Cold Calls und namentliche Abstimmungen
Die Moderatorin ging recht forsch zur Sache und hat – wenn Beiträge zu zögerlich kamen – wiederholt Teilnehmende durch direkte Ansprache (z.B. «John, what has been your experience with scenario based learning?») eingebunden. Wir Teilnehmende wurden ein oder zwei Mal aufgefordert, eine eingeblendete Webadresse aufzurufen, ein dort hinterlegtes Szenario durchzuspielen und hinterher im Plenum zu unseren Erfahrungen zu berichten.
Darüber hinaus wurden mehrfach Entscheidungssituationen erzeugt bzw. kurze Classroom-Assessments durchgeführt, in denen wir eine Aussage zu einem zuvor behandelten Aspekt machen sollten – beispielsweise dazu, um welchen Typ von Szenario es sich bei einem gerade besprochenen Beispiel handelt. Dies war insofern aktivierend, als unsere Wahl / Aussage unter Angabe unseres jeweiligen Namens erfolgte und wir damit rechnen mussten, dass uns die Moderatorin direkt ansprechen und fragen würde, warum wir diese oder jene Option gewählt hatten (vgl. Abbildung 4).
Abbildung 4: Beantwortung einer Entscheidungsfrage – Namen der Teilnehmenden sind sichtbar (Quelle: insynctraining.com)
Mit einem unterstützenden Producer an der Seite, der in diesem Fall das Eintragen von Stichworten auf einem vorab vorbereiteten digitalen Arbeitsblatt übernahm, gelang es der Trainerin auch, gemeinsam mit uns Webinar-Teilnehmenden in einer Lehrgespräch-Sequenz Ideen für ein Skript zu entwickeln:
Abbildung 5: Gemeinsames Erarbeiten von Ideen für ein Skript durch Trainerin, Producer und Teilnehmende (Quelle: insynctraining.com)
Eine Option, die im Rahmen des Webinars von insynctraining nicht genutzt wurde, besteht darin, Arbeitsphasen in parallelen Arbeitsgruppen vorzubereiten und durchzuführen. Mit Adobe Connect, beispielsweise, können Teilnehmende zufallsgesteuert oder manuell auf verschiedene Gruppenräume verteilt werden, dort Aufgaben bearbeiten und dies mit Werkzeugen wie Whiteboard oder Textnotizen dokumentieren. Trainer und Moderatoren können sich zu den verschiedenen Arbeitsräumen, die auch im Hinblick auf die Tonspur getrennt sind, hinzuschalten und die Arbeitsgruppen dort anleiten oder unterstützen. Zurück im Plenum können die von den Arbeitsgruppen erstellten Skizzen oder Textnotizen vom Trainer / Moderator aufgerufen und zum Gegenstand von Berichten oder einer gemeinsamen Diskussion gemacht werden.
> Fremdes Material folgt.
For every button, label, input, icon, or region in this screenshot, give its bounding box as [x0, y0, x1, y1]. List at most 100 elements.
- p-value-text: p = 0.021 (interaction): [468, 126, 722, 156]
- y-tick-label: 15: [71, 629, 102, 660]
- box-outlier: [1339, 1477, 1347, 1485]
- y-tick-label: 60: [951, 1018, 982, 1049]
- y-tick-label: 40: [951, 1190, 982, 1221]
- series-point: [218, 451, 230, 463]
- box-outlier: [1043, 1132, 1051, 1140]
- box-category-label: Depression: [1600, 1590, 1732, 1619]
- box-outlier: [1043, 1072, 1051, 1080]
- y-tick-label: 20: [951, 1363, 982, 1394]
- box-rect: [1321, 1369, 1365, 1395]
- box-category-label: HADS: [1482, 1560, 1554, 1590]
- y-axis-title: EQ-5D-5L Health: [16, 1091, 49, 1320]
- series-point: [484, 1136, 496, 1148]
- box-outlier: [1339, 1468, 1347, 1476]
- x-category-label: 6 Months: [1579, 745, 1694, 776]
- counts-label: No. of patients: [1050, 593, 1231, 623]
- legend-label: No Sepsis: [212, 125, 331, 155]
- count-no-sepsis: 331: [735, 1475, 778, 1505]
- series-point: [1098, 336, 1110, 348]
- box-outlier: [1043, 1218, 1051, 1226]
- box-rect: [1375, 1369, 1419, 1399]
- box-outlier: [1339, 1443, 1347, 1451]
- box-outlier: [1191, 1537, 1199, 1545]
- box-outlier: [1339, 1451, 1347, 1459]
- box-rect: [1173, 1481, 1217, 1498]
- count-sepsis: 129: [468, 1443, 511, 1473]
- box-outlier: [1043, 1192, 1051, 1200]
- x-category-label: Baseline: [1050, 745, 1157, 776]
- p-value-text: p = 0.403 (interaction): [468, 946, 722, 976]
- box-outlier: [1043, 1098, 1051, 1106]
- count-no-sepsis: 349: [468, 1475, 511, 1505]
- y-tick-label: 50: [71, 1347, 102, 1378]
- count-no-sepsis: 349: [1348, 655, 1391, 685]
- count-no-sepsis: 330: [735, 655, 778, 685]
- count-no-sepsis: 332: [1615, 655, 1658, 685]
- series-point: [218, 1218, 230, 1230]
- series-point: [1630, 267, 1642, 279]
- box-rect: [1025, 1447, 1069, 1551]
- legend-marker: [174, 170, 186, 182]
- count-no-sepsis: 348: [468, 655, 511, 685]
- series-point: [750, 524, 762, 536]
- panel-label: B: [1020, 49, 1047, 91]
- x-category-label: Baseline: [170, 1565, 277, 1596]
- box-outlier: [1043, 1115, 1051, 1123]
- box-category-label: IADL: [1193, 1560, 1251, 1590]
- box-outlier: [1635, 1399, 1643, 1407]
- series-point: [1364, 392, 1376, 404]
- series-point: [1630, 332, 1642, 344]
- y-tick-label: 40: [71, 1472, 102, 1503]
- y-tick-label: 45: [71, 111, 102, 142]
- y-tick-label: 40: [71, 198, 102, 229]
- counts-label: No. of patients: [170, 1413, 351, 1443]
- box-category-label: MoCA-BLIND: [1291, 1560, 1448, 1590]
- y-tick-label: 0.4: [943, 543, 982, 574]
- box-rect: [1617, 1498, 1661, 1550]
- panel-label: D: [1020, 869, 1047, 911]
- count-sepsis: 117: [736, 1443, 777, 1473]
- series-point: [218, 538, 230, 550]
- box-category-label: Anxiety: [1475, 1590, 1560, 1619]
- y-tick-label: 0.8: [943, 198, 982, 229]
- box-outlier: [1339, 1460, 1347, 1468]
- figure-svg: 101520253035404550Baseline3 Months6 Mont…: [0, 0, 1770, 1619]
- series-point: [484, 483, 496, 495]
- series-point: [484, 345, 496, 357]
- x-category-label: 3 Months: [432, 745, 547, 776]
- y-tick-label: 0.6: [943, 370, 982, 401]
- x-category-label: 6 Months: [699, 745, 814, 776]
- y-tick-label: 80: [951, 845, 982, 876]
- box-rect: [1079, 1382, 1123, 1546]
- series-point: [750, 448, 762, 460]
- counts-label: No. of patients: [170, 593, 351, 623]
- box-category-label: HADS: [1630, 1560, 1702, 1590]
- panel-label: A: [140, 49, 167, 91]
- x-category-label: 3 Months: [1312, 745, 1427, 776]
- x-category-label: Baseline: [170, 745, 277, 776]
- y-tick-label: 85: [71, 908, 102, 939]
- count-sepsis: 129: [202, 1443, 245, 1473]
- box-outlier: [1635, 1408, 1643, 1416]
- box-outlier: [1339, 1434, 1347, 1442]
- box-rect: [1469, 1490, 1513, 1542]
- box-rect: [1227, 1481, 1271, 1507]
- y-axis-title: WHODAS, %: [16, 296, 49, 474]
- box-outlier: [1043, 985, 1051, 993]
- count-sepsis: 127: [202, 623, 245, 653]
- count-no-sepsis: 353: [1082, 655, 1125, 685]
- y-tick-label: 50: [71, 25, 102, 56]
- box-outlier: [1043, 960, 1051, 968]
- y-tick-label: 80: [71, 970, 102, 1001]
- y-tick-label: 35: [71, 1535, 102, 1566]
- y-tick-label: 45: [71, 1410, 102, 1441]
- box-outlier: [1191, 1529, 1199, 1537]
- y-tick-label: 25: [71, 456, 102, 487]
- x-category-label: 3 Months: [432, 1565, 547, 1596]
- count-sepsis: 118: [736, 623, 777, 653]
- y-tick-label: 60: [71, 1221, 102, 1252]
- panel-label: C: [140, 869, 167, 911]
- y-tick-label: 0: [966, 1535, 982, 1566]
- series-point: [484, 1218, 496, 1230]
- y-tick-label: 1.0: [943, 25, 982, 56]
Abbildung 6: Schematische Darstellung einer Arbeitsphase in parallelen Arbeitsgruppen (Quelle: scil)
Vielfältige Arbeitsformen für Kleingruppen, Online-Labs und Einzelcoachings
Im Rahmen unserer Weiterbildungsprogramme nutzen wir seit einigen Jahren Adobe Connect für das Format ‘virtual classroom’. Zum einen für ca. einstündige Arbeitssitzungen zum Abschluss der Transferphase zu einem Modul. Zum anderen auch für Tagesworkshops und für halb- oder ganztägige Fachcoachings. Die Teilnehmenden-Gruppen sind dabei eher klein (in der Regel weniger als zehn Teilnehmende). Um eine möglichst intensive Interaktion zu ermöglichen nutzen wir dabei nicht die im VC integrierte Voice-over-IP Option für die Tonspur, sondern eine parallel laufende Telefonkonferenz, die bessere und verzögerungsfreie Tonqualität bietet.
Abbildung 7: Bildschirmfoto zu einem online Tagesworkshop (Quelle: scil)
Ein nützliches Leistungsmerkmal von Adobe Connect als VC-Umgebung ist, dass für verschiedene Arbeitsphasen jeweils spezifisch geeignete Layouts vorbereitet werden können (vgl. Abbildung 7, rechts). So kann dann später im Online-Seminar bzw. Workshop zwischen Arbeitsoberflächen gewechselt werden, die beispielsweise für die Begrüssungsphase und das Aufwärmen, für Impulsreferate, für gemeinsames Entwickeln, für Reflexionen oder für das Feedback-Geben optimiert sind.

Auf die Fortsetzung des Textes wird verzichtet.